Every time another online-only provider pops up, there is a collective groan from the general practice community. The marketing is invariably the same: a barrage of complaints about wasting time at the GP or not being able to get an appointment. Just go to our website, give some details (and a credit card) and all your problems are solved. These providers are often addressing a very specific patient problem and typically do this in a very convenient way, albeit for a price. As a GP group, we cry foul and lament the lack of proper process. But why do we fear this change?
Our profession has had total control over primary care for decades. But much like the taxi industry, we have become complacent. We continue to demand patients return to the clinic for scripts. We refuse to have results released to patients without a consultation. We leave paperwork at the front desk to be picked up and refuse to engage with our patients outside of a Medicare-rebatable consult. Patients expect more.
The banking industry is a great benchmark for the situation we find ourselves in. Ten years ago, there was no digital solution to most banking problems; however, I now set foot in a branch only when it’s completely necessary. Why shouldn’t patients expect the same from us? Why shouldn’t safe, asynchronous consultations be occurring? And more importantly, why shouldn’t this be with their regular GP?
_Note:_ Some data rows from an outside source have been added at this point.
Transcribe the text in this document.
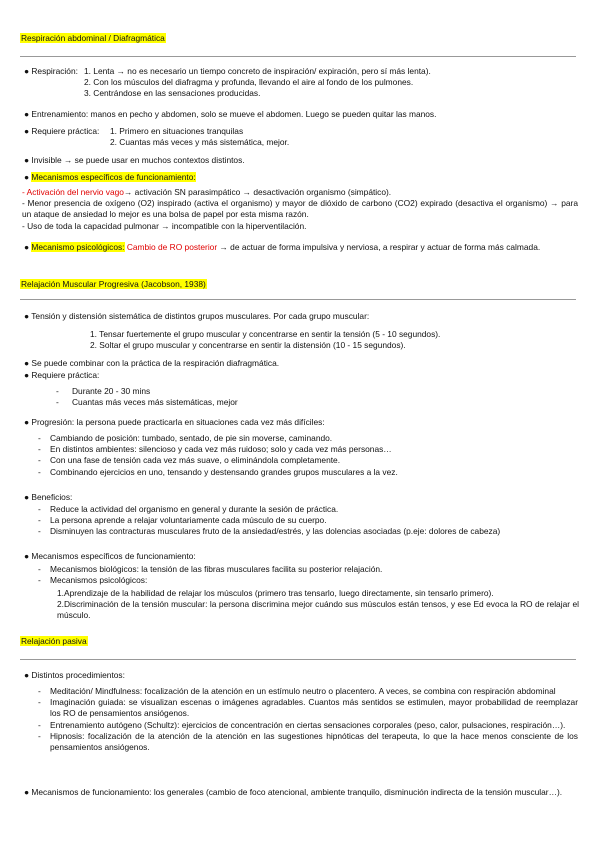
Respiración abdominal / Diafragmática
● Respiración: 1. Lenta → no es necesario un tiempo concreto de inspiración/ expiración, pero sí más lenta).
2. Con los músculos del diafragma y profunda, llevando el aire al fondo de los pulmones.
3. Centrándose en las sensaciones producidas.
● Entrenamiento: manos en pecho y abdomen, solo se mueve el abdomen. Luego se pueden quitar las manos.
● Requiere práctica: 1. Primero en situaciones tranquilas
2. Cuantas más veces y más sistemática, mejor.
● Invisible → se puede usar en muchos contextos distintos.
● Mecanismos específicos de funcionamiento:
- Activación del nervio vago→ activación SN parasimpático → desactivación organismo (simpático).
- Menor presencia de oxígeno (O2) inspirado (activa el organismo) y mayor de dióxido de carbono (CO2) expirado (desactiva el organismo) → para un ataque de ansiedad lo mejor es una bolsa de papel por esta misma razón.
- Uso de toda la capacidad pulmonar → incompatible con la hiperventilación.
● Mecanismo psicológicos: Cambio de RO posterior → de actuar de forma impulsiva y nerviosa, a respirar y actuar de forma más calmada.
Relajación Muscular Progresiva (Jacobson, 1938)
● Tensión y distensión sistemática de distintos grupos musculares. Por cada grupo muscular:
1. Tensar fuertemente el grupo muscular y concentrarse en sentir la tensión (5 - 10 segundos).
2. Soltar el grupo muscular y concentrarse en sentir la distensión (10 - 15 segundos).
● Se puede combinar con la práctica de la respiración diafragmática.
● Requiere práctica:
- Durante 20 - 30 mins
- Cuantas más veces más sistemáticas, mejor
● Progresión: la persona puede practicarla en situaciones cada vez más difíciles:
- Cambiando de posición: tumbado, sentado, de pie sin moverse, caminando.
- En distintos ambientes: silencioso y cada vez más ruidoso; solo y cada vez más personas…
- Con una fase de tensión cada vez más suave, o eliminándola completamente.
- Combinando ejercicios en uno, tensando y destensando grandes grupos musculares a la vez.
● Beneficios:
- Reduce la actividad del organismo en general y durante la sesión de práctica.
- La persona aprende a relajar voluntariamente cada músculo de su cuerpo.
- Disminuyen las contracturas musculares fruto de la ansiedad/estrés, y las dolencias asociadas (p.eje: dolores de cabeza)
● Mecanismos específicos de funcionamiento:
- Mecanismos biológicos: la tensión de las fibras musculares facilita su posterior relajación.
- Mecanismos psicológicos:
1.Aprendizaje de la habilidad de relajar los músculos (primero tras tensarlo, luego directamente, sin tensarlo primero).
2.Discriminación de la tensión muscular: la persona discrimina mejor cuándo sus músculos están tensos, y ese Ed evoca la RO de relajar el músculo.
Relajación pasiva
● Distintos procedimientos:
- Meditación/ Mindfulness: focalización de la atención en un estímulo neutro o placentero. A veces, se combina con respiración abdominal
- Imaginación guiada: se visualizan escenas o imágenes agradables. Cuantos más sentidos se estimulen, mayor probabilidad de reemplazar los RO de pensamientos ansiógenos.
- Entrenamiento autógeno (Schultz): ejercicios de concentración en ciertas sensaciones corporales (peso, calor, pulsaciones, respiración…).
- Hipnosis: focalización de la atención de la atención en las sugestiones hipnóticas del terapeuta, lo que la hace menos consciente de los pensamientos ansiógenos.
● Mecanismos de funcionamiento: los generales (cambio de foco atencional, ambiente tranquilo, disminución indirecta de la tensión muscular…).
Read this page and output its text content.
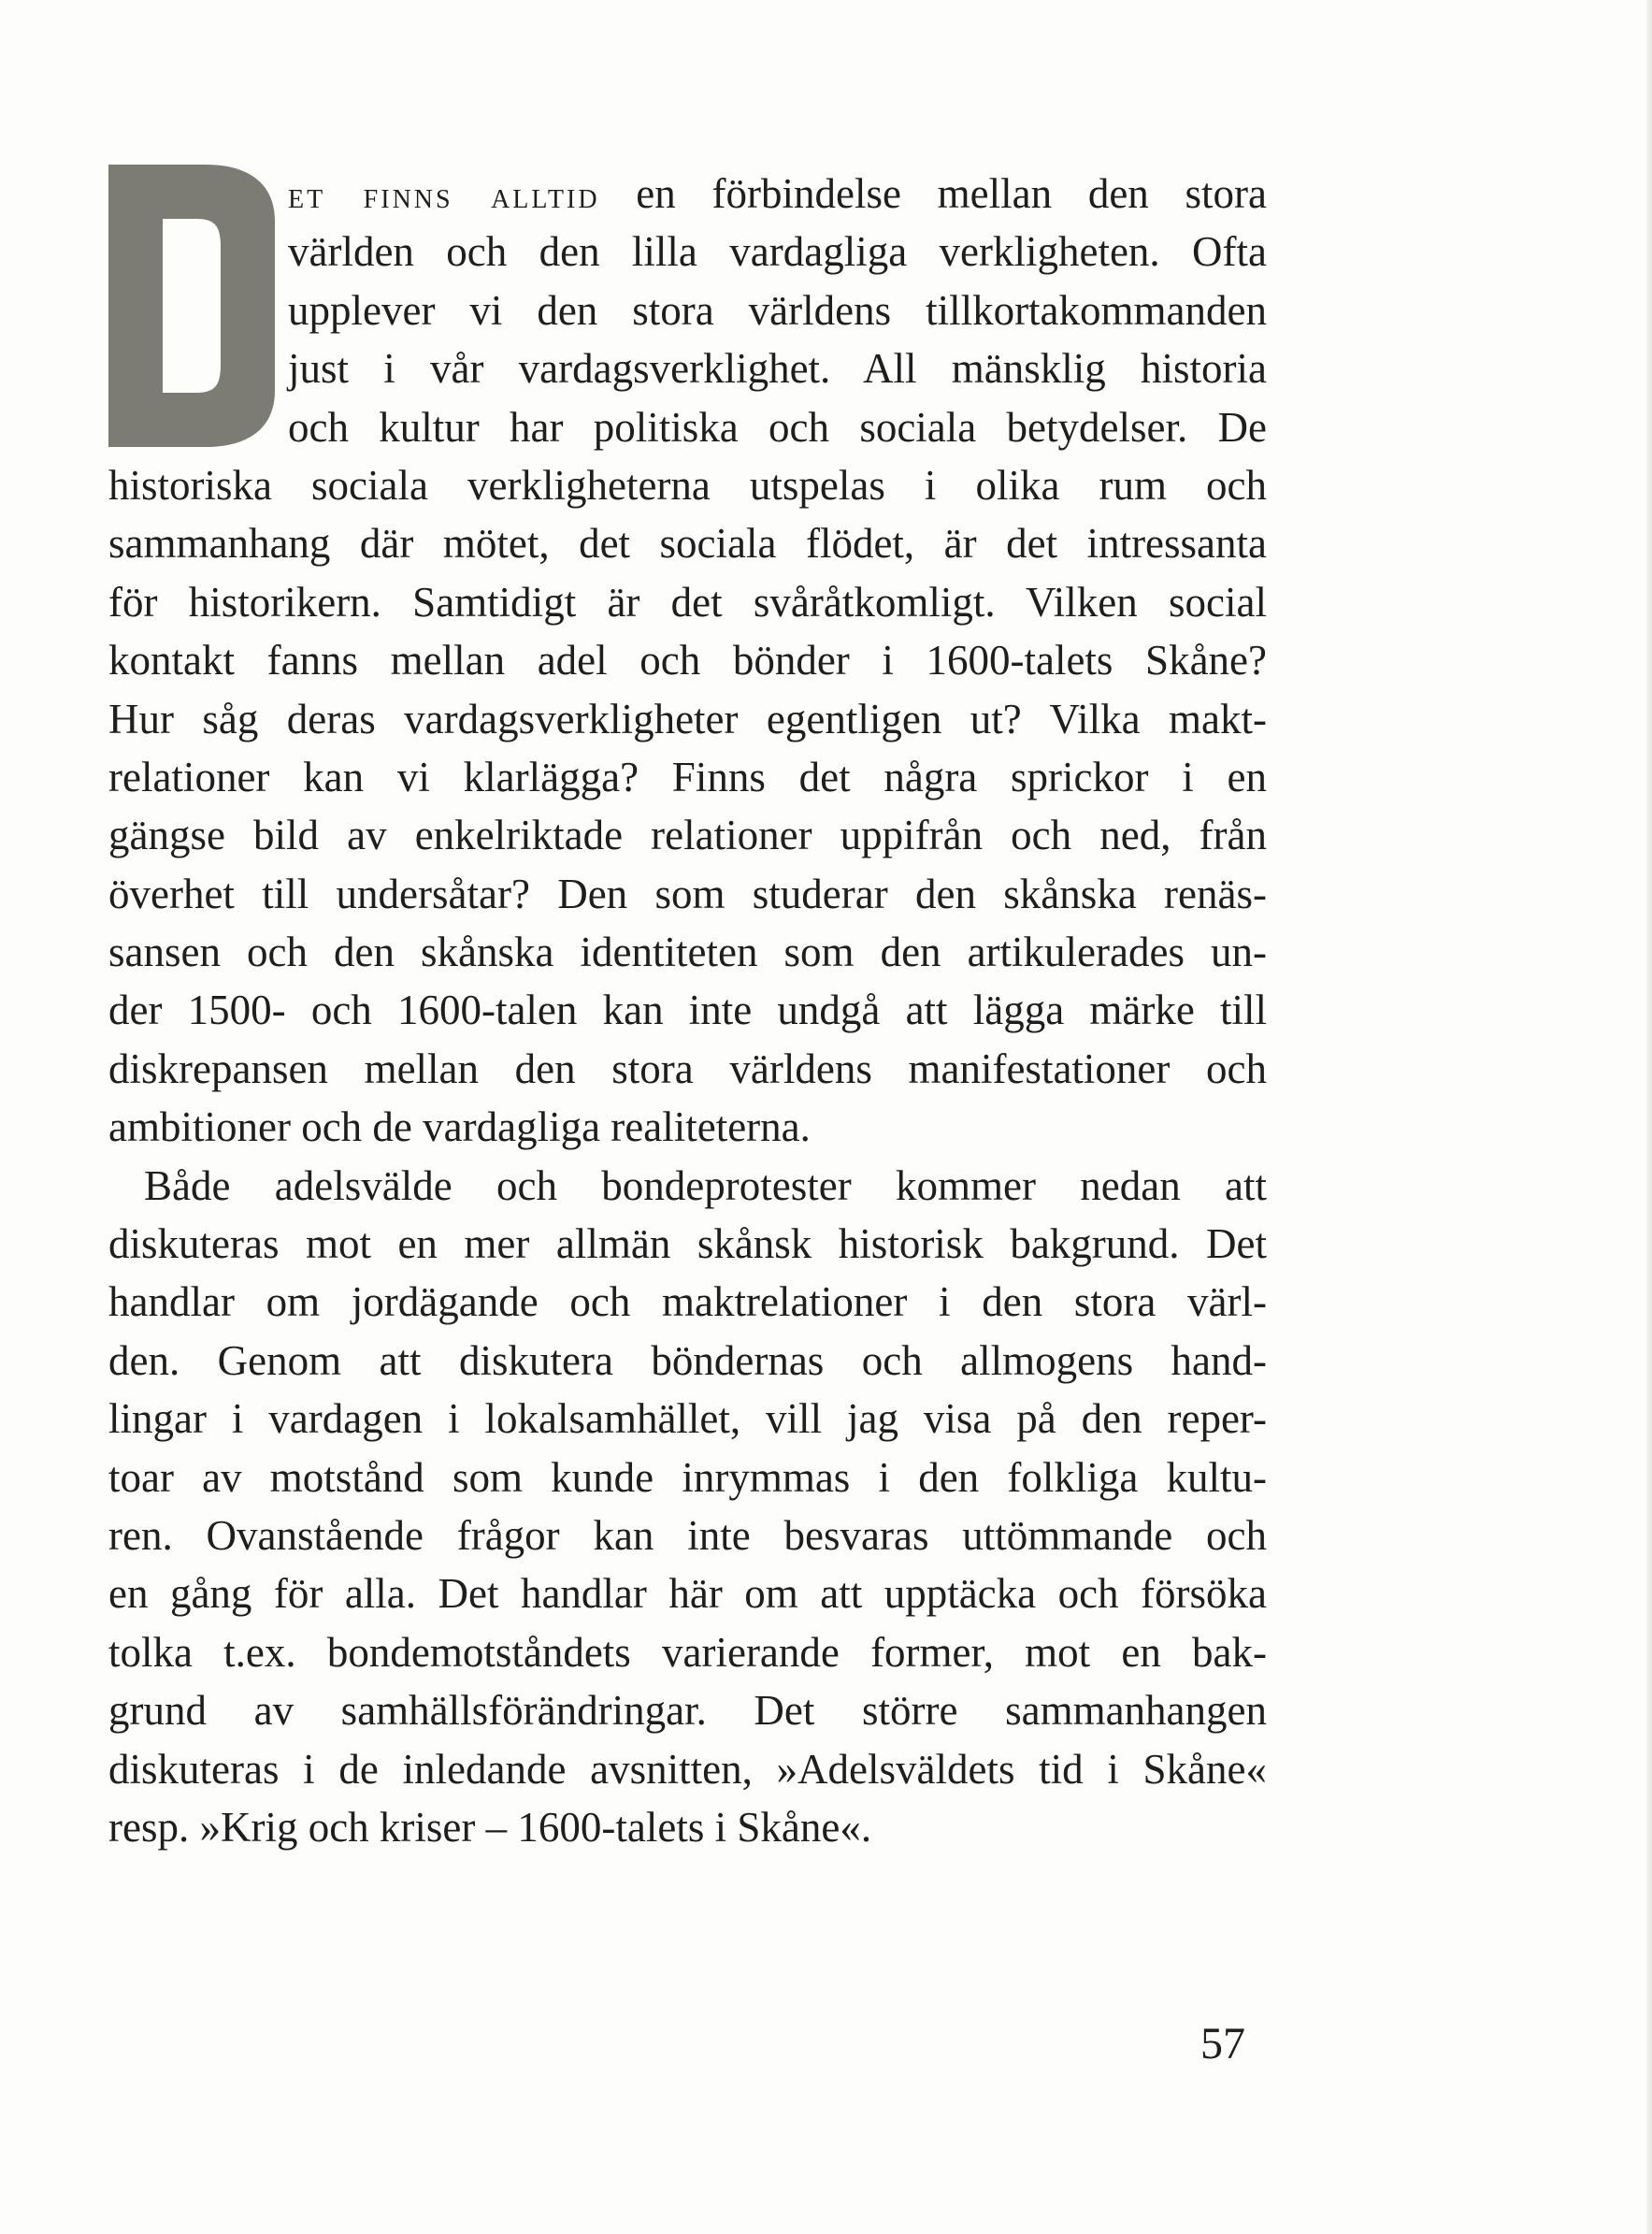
et finns alltid en förbindelse mellan den stora
världen och den lilla vardagliga verkligheten. Ofta
upplever vi den stora världens tillkortakommanden
just i vår vardagsverklighet. All mänsklig historia
och kultur har politiska och sociala betydelser. De
historiska sociala verkligheterna utspelas i olika rum och
sammanhang där mötet, det sociala flödet, är det intressanta
för historikern. Samtidigt är det svåråtkomligt. Vilken social
kontakt fanns mellan adel och bönder i 1600-talets Skåne?
Hur såg deras vardagsverkligheter egentligen ut? Vilka makt-
relationer kan vi klarlägga? Finns det några sprickor i en
gängse bild av enkelriktade relationer uppifrån och ned, från
överhet till undersåtar? Den som studerar den skånska renäs-
sansen och den skånska identiteten som den artikulerades un-
der 1500- och 1600-talen kan inte undgå att lägga märke till
diskrepansen mellan den stora världens manifestationer och
ambitioner och de vardagliga realiteterna.
Både adelsvälde och bondeprotester kommer nedan att
diskuteras mot en mer allmän skånsk historisk bakgrund. Det
handlar om jordägande och maktrelationer i den stora värl-
den. Genom att diskutera böndernas och allmogens hand-
lingar i vardagen i lokalsamhället, vill jag visa på den reper-
toar av motstånd som kunde inrymmas i den folkliga kultu-
ren. Ovanstående frågor kan inte besvaras uttömmande och
en gång för alla. Det handlar här om att upptäcka och försöka
tolka t.ex. bondemotståndets varierande former, mot en bak-
grund av samhällsförändringar. Det större sammanhangen
diskuteras i de inledande avsnitten, »Adelsväldets tid i Skåne«
resp. »Krig och kriser – 1600-talets i Skåne«.
57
History tells us that change never starts with the government or Medicare rebates. The shift towards private billing reinforces how we can’t rely on the public purse to pay for quality or innovative care. Meaningful change needs to occur and patients are already voting with their smartphones. The online-only providers are leading this charge but only because we as GPs have failed to give patients what they want in this space.
So, when a new company appears and sells our patients convenient, on-demand services, we should see this as a learning opportunity rather than a threat. Why aren’t I providing this as my patients’ GP? Where is the option for patients to get this from me, the safe provider with a knowledge of their history? Is continuity of care being taken away or am I failing to provide for it?
In order for quality general practice to survive, we need to adapt. These services need to live within our local practices. A patient lost to yet another start-up is not a patient wooed by a marketing campaign. Instead, this is an opportunity we have given up. Our stubborn refusal to provide for modern expectations is the opportunity these companies are preying on. Getting young, technology-savvy patients back to quality local general practice care requires a change on our end.
So, let’s learn from this world of on-demand services, and find a way to do it right. Convenience can be combined with qualified, quality local care. It just requires some flexibility of thought on our end.
Dr Max Mollenkopf is a GP and practice owner in Newcastle, NSW, and medical director of Teladoc Australia and New Zealand.